Ramses 2002
Fidèle à ses engagements, l’Institut français des relations internationales (Ifri) nous présente dès la rentrée son Ramses, c’est-à-dire son « Rapport mondial sur le système économique et les stratégies », qui analyse, à l’intention d’un public éclairé, « Les grandes tendances du monde », telles qu’elles lui sont apparues au cours de l’année précédente. Et si ce rapport, puisqu’il a été clos en juillet dernier, n’a pas, bien évidemment, pris en considération les conséquences de l’agression majeure dont les États-Unis viennent d’être la cible au moment où nous écrivons ces lignes, il n’en reste pas moins que les repères qu’il met à notre disposition conservent toute leur valeur, émanant, comme on le sait, d’une équipe pluridisciplinaire de très haut niveau, et, qui plus est, en contact permanent avec ses homologues à travers le monde,
Et, puisque nous venons d’évoquer ces repères, mentionnons tout de suite qu’une large place leur est réservée dans le présent Ramses, puisque la « partie » qui leur est consacrée comporte 50 entrées, parmi lesquelles sont traités (avec rappel des faits et dates, et références bibliographiques) les sujets suivants, qui restent d’actualité : « Afghanistan (dans la main des taliban) » ; « Asie du Sud (une année d’incertitude) » ; « Chine (le temps du réveil) » « Défense antimissiles (une ambition floue qui n’est pas sans risques) » ; « États-Unis (retour à l’unilatéralisme) » ; « Europe de la défense (le défi de l’après-Nice) » ; « Justice internationale (à qui appartient-il de juger) ». Et signalons tout de suite aux chercheurs qu’après ce « panorama », ils trouveront aussi dans cette partie : le « monde en cartes », le « monde en chiffres » ; une chronologie des principaux événements survenus dans le monde ; et enfin un index très complet des sujets abordés dans l’ouvrage.

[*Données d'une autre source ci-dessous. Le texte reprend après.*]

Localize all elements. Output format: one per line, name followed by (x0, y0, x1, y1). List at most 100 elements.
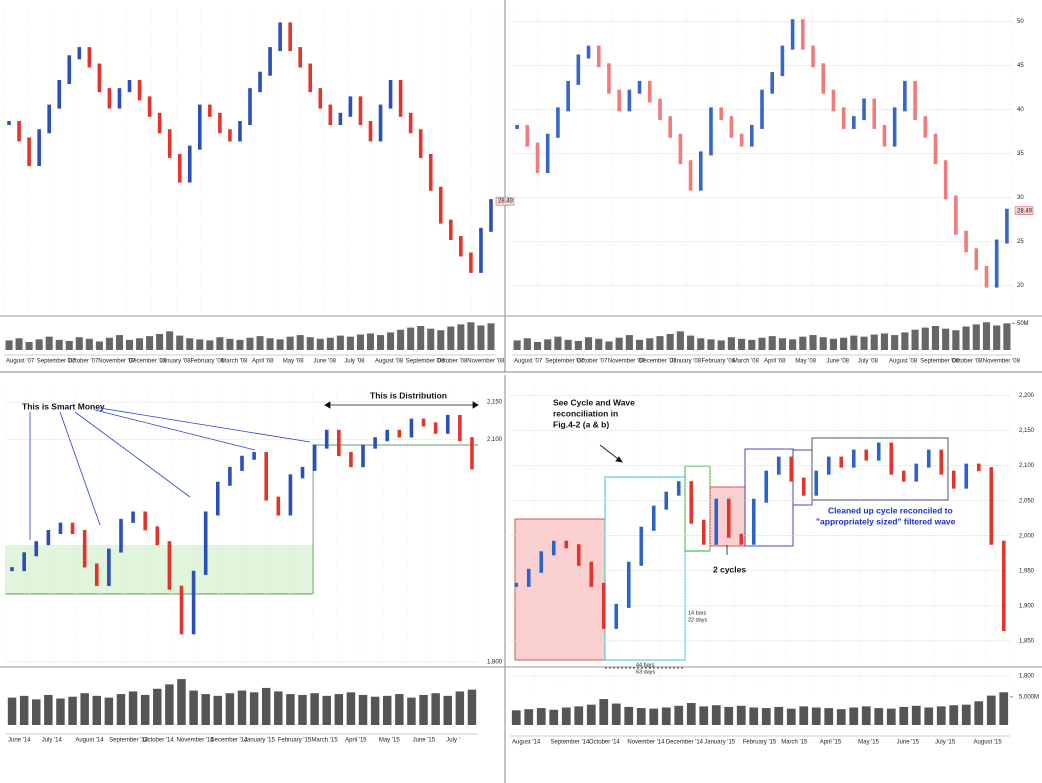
price-bar (187, 145, 192, 183)
price-bar (7, 121, 11, 126)
volume-bar (711, 705, 721, 725)
month-label: August '08 (889, 359, 918, 365)
month-label: September '14 (550, 740, 589, 746)
volume-bar (911, 705, 921, 725)
price-bar (318, 88, 323, 109)
price-bar (418, 129, 423, 158)
price-bar (409, 418, 414, 438)
y-tick-label: 35 (1017, 151, 1024, 157)
volume-tick-label: 50M (1017, 321, 1029, 327)
y-tick-label: 1,800 (1019, 674, 1035, 680)
volume-bar (605, 341, 613, 350)
price-bar (607, 63, 611, 94)
volume-bar (56, 698, 65, 725)
month-label: February '08 (702, 359, 736, 365)
volume-bar (310, 693, 319, 725)
price-bar (179, 585, 184, 635)
volume-bar (146, 336, 154, 350)
price-tag: 28.49 (498, 199, 514, 205)
price-bar (82, 530, 87, 568)
price-bar (556, 107, 560, 138)
month-label: June '08 (827, 359, 850, 365)
price-bar (954, 195, 958, 235)
month-label: July '08 (858, 359, 879, 365)
volume-bar (661, 707, 671, 725)
month-label: August '15 (974, 740, 1003, 746)
month-label: June '08 (314, 359, 337, 365)
price-bar (551, 540, 556, 556)
price-bar (514, 582, 519, 587)
price-bar (596, 45, 601, 68)
volume-bar (437, 330, 445, 350)
price-bar (901, 470, 906, 482)
volume-bar (15, 338, 23, 350)
volume-bar (595, 338, 603, 350)
price-bar (760, 89, 764, 129)
volume-bar (789, 339, 797, 350)
volume-bar (249, 692, 259, 725)
price-bar (852, 116, 856, 129)
volume-bar (407, 327, 415, 350)
volume-bar (346, 692, 356, 725)
volume-bar (322, 695, 331, 725)
annotation: This is Smart Money (22, 401, 105, 411)
volume-bar (624, 706, 634, 725)
price-bar (801, 477, 806, 496)
price-bar (445, 414, 450, 434)
volume-bar (467, 322, 475, 350)
price-bar (576, 544, 581, 566)
price-bar (789, 456, 794, 482)
volume-bar (306, 337, 314, 350)
month-label: October '14 (589, 740, 620, 746)
y-tick-label: 1,850 (1019, 638, 1035, 644)
volume-bar (75, 337, 83, 350)
volume-bar (256, 336, 264, 350)
price-bar (539, 551, 544, 573)
volume-bar (196, 339, 204, 350)
volume-bar (105, 337, 113, 350)
volume-bar (116, 694, 126, 725)
month-label: November '08 (467, 359, 505, 365)
volume-bar (880, 333, 889, 350)
price-bar (258, 71, 262, 93)
price-bar (228, 129, 232, 142)
month-label: January '08 (670, 359, 701, 365)
volume-bar (999, 692, 1009, 725)
price-bar (368, 121, 373, 142)
price-bar (70, 522, 75, 535)
volume-bar (891, 335, 899, 350)
price-bar (117, 88, 122, 109)
annotation: 63 days (636, 669, 656, 675)
price-bar (469, 252, 473, 273)
volume-bar (201, 694, 210, 725)
volume-bar (397, 329, 405, 350)
price-bar (300, 466, 305, 479)
volume-bar (32, 699, 41, 725)
annotation: 22 days (688, 617, 708, 623)
price-bar (976, 463, 981, 472)
volume-bar (286, 336, 294, 350)
price-bar (617, 89, 621, 112)
price-bar (373, 437, 377, 449)
month-label: October '08 (952, 359, 983, 365)
volume-bar (761, 708, 771, 725)
price-bar (647, 80, 652, 103)
price-bar (770, 72, 775, 94)
price-bar (46, 530, 51, 546)
volume-bar (799, 336, 807, 350)
volume-bar (140, 694, 150, 725)
price-bar (892, 107, 897, 147)
volume-bar (972, 324, 980, 350)
price-bar (872, 98, 877, 129)
volume-bar (836, 709, 846, 725)
price-bar (388, 79, 393, 109)
price-bar (276, 496, 281, 516)
price-bar (627, 89, 632, 112)
price-bar (87, 47, 92, 68)
volume-bar (356, 334, 364, 350)
volume-bar (586, 704, 596, 725)
price-bar (923, 116, 928, 138)
price-bar (57, 79, 62, 109)
month-label: January '15 (704, 740, 735, 746)
price-bar (564, 540, 569, 549)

Ce Ramses nous offre aussi, comme d’habitude, des études de fond rédigées par des experts de renom. Elles sont groupées en trois « parties », mais ont toutes pour fil conducteur, comme le voulait l’actualité de l’année écoulée, les phénomènes « mondialisation » et « nouvelles technologies ». Souhaitant nous arrêter un peu sur la première partie, qui traite de leurs répercussions sur la stratégie, au sens militaire du terme, sujet qui intéresse plus immédiatement les lecteurs de cette revue, nous nous bornerons à citer ici les thèmes traités dans les deux autres. La « partie II » a pour titre « Mondialisation et nouvelles technologies (acteurs et contestations) » ; Pierre Jacquet en a dirigé la rédaction, traitant lui-même de « la gouvernance globale à l’épreuve de la contestation », et cela au lendemain de la manifestation tragique qui venait de survenir à Gênes, à l’occasion du « sommet du G8 ». Les deux autres thèmes abordés dans cette partie, mais là d’une manière plutôt optimiste, sont, d’une part, les conséquences pour « le développement » des nouvelles « Technologies de l’information et de la communication » (TIC) ; et, d’autre part, « l’irrésistible ascension des villes » comme acteur de la mondialisation. Quant à la « partie III », placée sous la direction de Philippe Moreau Defarges qui a rédigé lui-même, avec la compétence qu’on lui connaît, le chapitre consacré à l’Union européenne (« à la recherche de son unité dans la diversité »), elle nous présente le panorama géopolitique de notre temps, en tout cas tel qu’il apparaissait avant le « mardi noir ». Y sont ainsi analysées les « dynamiques locales » et les « stratégies régionales » du Proche-Orient, c’est-à-dire en Israël-Palestine bien sûr, mais aussi en Syrie-Liban, puisque l’auteur entrevoit un « lien géostratégique » entre ces deux axes, avant de s’interroger sur le rôle que pourrait y jouer l’Europe, et, ce qui est encore d’une plus urgente actualité, sur « les dilemmes du monde arabe ».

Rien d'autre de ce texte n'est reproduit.